Austria’s internet users reflect a slightly conservative, affluent skew in the population at large. Most were long ago able to afford PCs (and to upgrade those devices), displaying clear implications for digital habits.
Desktop/laptop ownership in Austria dropped below 90% in H1 2019 but remained notable at 88.8%—one of the highest percentages recorded worldwide by GlobalWebIndex. Internet users across all age groups and income levels owned PCs, though the highest level of ownership, by a small margin, was among those ages 55 to 64 (92.0%). More than half (54.0%) of respondents ages 16 to 64 polled this year also owned a tablet, a higher proportion than in 2018.
In H1 2018, the average time spent per day with PCs and tablets was 3 hours, 13 minutes (3:13); in H1 2019, that value had declined only marginally, to 3:11. In contrast, average time spent with broadcast TV was more than an hour shorter, at 1:53. That gap is partly the result of younger individuals increasingly moving to time-shifted and digital alternatives, including PC viewing of TV and video content. In H1 2019, 79.0% of respondents ages 16 to 24 said they had watched TV in the prior month, compared with 91.6% of those 55 to 64.
Conversely, usage of video-on-demand (VOD) services soared among younger web users.
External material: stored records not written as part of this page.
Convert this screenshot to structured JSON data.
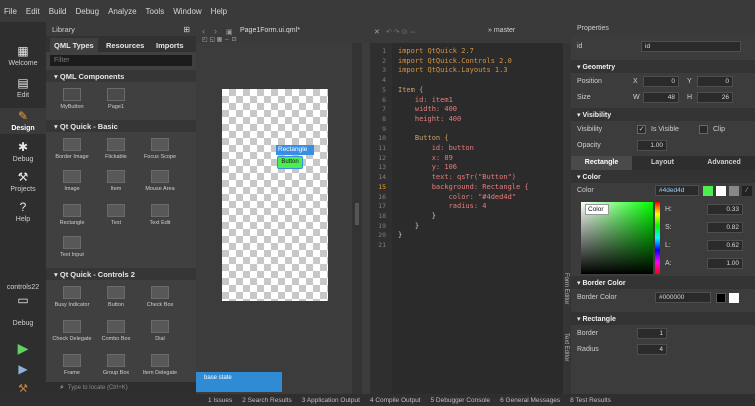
{
  "menu": [
    "File",
    "Edit",
    "Build",
    "Debug",
    "Analyze",
    "Tools",
    "Window",
    "Help"
  ],
  "modes": [
    {
      "label": "Welcome",
      "icon": "grid-icon"
    },
    {
      "label": "Edit",
      "icon": "doc-icon"
    },
    {
      "label": "Design",
      "icon": "pencil-icon"
    },
    {
      "label": "Debug",
      "icon": "bug-icon"
    },
    {
      "label": "Projects",
      "icon": "wrench-icon"
    },
    {
      "label": "Help",
      "icon": "help-icon"
    },
    {
      "label": "controls22",
      "icon": "monitor-icon"
    },
    {
      "label": "Debug",
      "icon": "monitor-icon"
    }
  ],
  "library": {
    "title": "Library",
    "tabs": [
      "QML Types",
      "Resources",
      "Imports"
    ],
    "filter_placeholder": "Filter",
    "sections": [
      "QML Components",
      "Qt Quick - Basic",
      "Qt Quick - Controls 2"
    ],
    "components": [
      "MyButton",
      "Page1"
    ],
    "basic": [
      "Border Image",
      "Flickable",
      "Focus Scope",
      "Image",
      "Item",
      "Mouse Area",
      "Rectangle",
      "Text",
      "Text Edit",
      "Text Input"
    ],
    "controls": [
      "Busy Indicator",
      "Button",
      "Check Box",
      "Check Delegate",
      "Combo Box",
      "Dial",
      "Frame",
      "Group Box",
      "Item Delegate"
    ],
    "locator_placeholder": "Type to locate (Ctrl+K)"
  },
  "editor": {
    "file": "Page1Form.ui.qml*",
    "branch": "master",
    "selection_label": "Rectangle",
    "button_label": "Button",
    "base_state": "base state",
    "side_tab": "Form Editor",
    "side_tab2": "Text Editor"
  },
  "code": [
    {
      "n": "1",
      "t": "import QtQuick 2.7"
    },
    {
      "n": "2",
      "t": "import QtQuick.Controls 2.0"
    },
    {
      "n": "3",
      "t": "import QtQuick.Layouts 1.3"
    },
    {
      "n": "4",
      "t": ""
    },
    {
      "n": "5",
      "t": "Item {"
    },
    {
      "n": "6",
      "t": "    id: item1"
    },
    {
      "n": "7",
      "t": "    width: 400"
    },
    {
      "n": "8",
      "t": "    height: 400"
    },
    {
      "n": "9",
      "t": ""
    },
    {
      "n": "10",
      "t": "    Button {"
    },
    {
      "n": "11",
      "t": "        id: button"
    },
    {
      "n": "12",
      "t": "        x: 89"
    },
    {
      "n": "13",
      "t": "        y: 106"
    },
    {
      "n": "14",
      "t": "        text: qsTr(\"Button\")"
    },
    {
      "n": "15",
      "t": "        background: Rectangle {"
    },
    {
      "n": "16",
      "t": "            color: \"#4ded4d\""
    },
    {
      "n": "17",
      "t": "            radius: 4"
    },
    {
      "n": "18",
      "t": "        }"
    },
    {
      "n": "19",
      "t": "    }"
    },
    {
      "n": "20",
      "t": "}"
    },
    {
      "n": "21",
      "t": ""
    }
  ],
  "properties": {
    "title": "Properties",
    "id_label": "id",
    "id_value": "id",
    "geometry": "Geometry",
    "position": "Position",
    "x_label": "X",
    "x_value": "0",
    "y_label": "Y",
    "y_value": "0",
    "size": "Size",
    "w_label": "W",
    "w_value": "48",
    "h_label": "H",
    "h_value": "26",
    "visibility": "Visibility",
    "visibility_label": "Visibility",
    "is_visible": "Is Visible",
    "clip": "Clip",
    "opacity_label": "Opacity",
    "opacity_value": "1.00",
    "tabs": [
      "Rectangle",
      "Layout",
      "Advanced"
    ],
    "color_section": "Color",
    "color_label": "Color",
    "color_value": "#4ded4d",
    "color_tooltip": "Color",
    "hsla": [
      {
        "k": "H:",
        "v": "0.33"
      },
      {
        "k": "S:",
        "v": "0.82"
      },
      {
        "k": "L:",
        "v": "0.62"
      },
      {
        "k": "A:",
        "v": "1.00"
      }
    ],
    "border_color_section": "Border Color",
    "border_color_label": "Border Color",
    "border_color_value": "#000000",
    "rectangle_section": "Rectangle",
    "border_label": "Border",
    "border_value": "1",
    "radius_label": "Radius",
    "radius_value": "4"
  },
  "bottom_tabs": [
    "1 Issues",
    "2 Search Results",
    "3 Application Output",
    "4 Compile Output",
    "5 Debugger Console",
    "6 General Messages",
    "8 Test Results"
  ],
  "colors": {
    "accent": "#4ded4d",
    "selection": "#3a8ee6",
    "state": "#2f8cd4"
  }
}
Fully, 92.9% of those ages 16 to 24 had watched content via such options in the month prior to polling in H1 2019, but that share fell by several percentage points with each decade of age. Some 72.4% of respondents ages 45 to 54 had viewed VOD content in the previous month; in the 55-to-64 age bracket, that share was 62.3%.
Smartphone ownership in Austria climbed to 95.9% in H1 2019, from 94.5% a year prior. Yet the average time spent per day with mobile activities was a full hour less than PC/tablet time (2:11 vs. 3:11).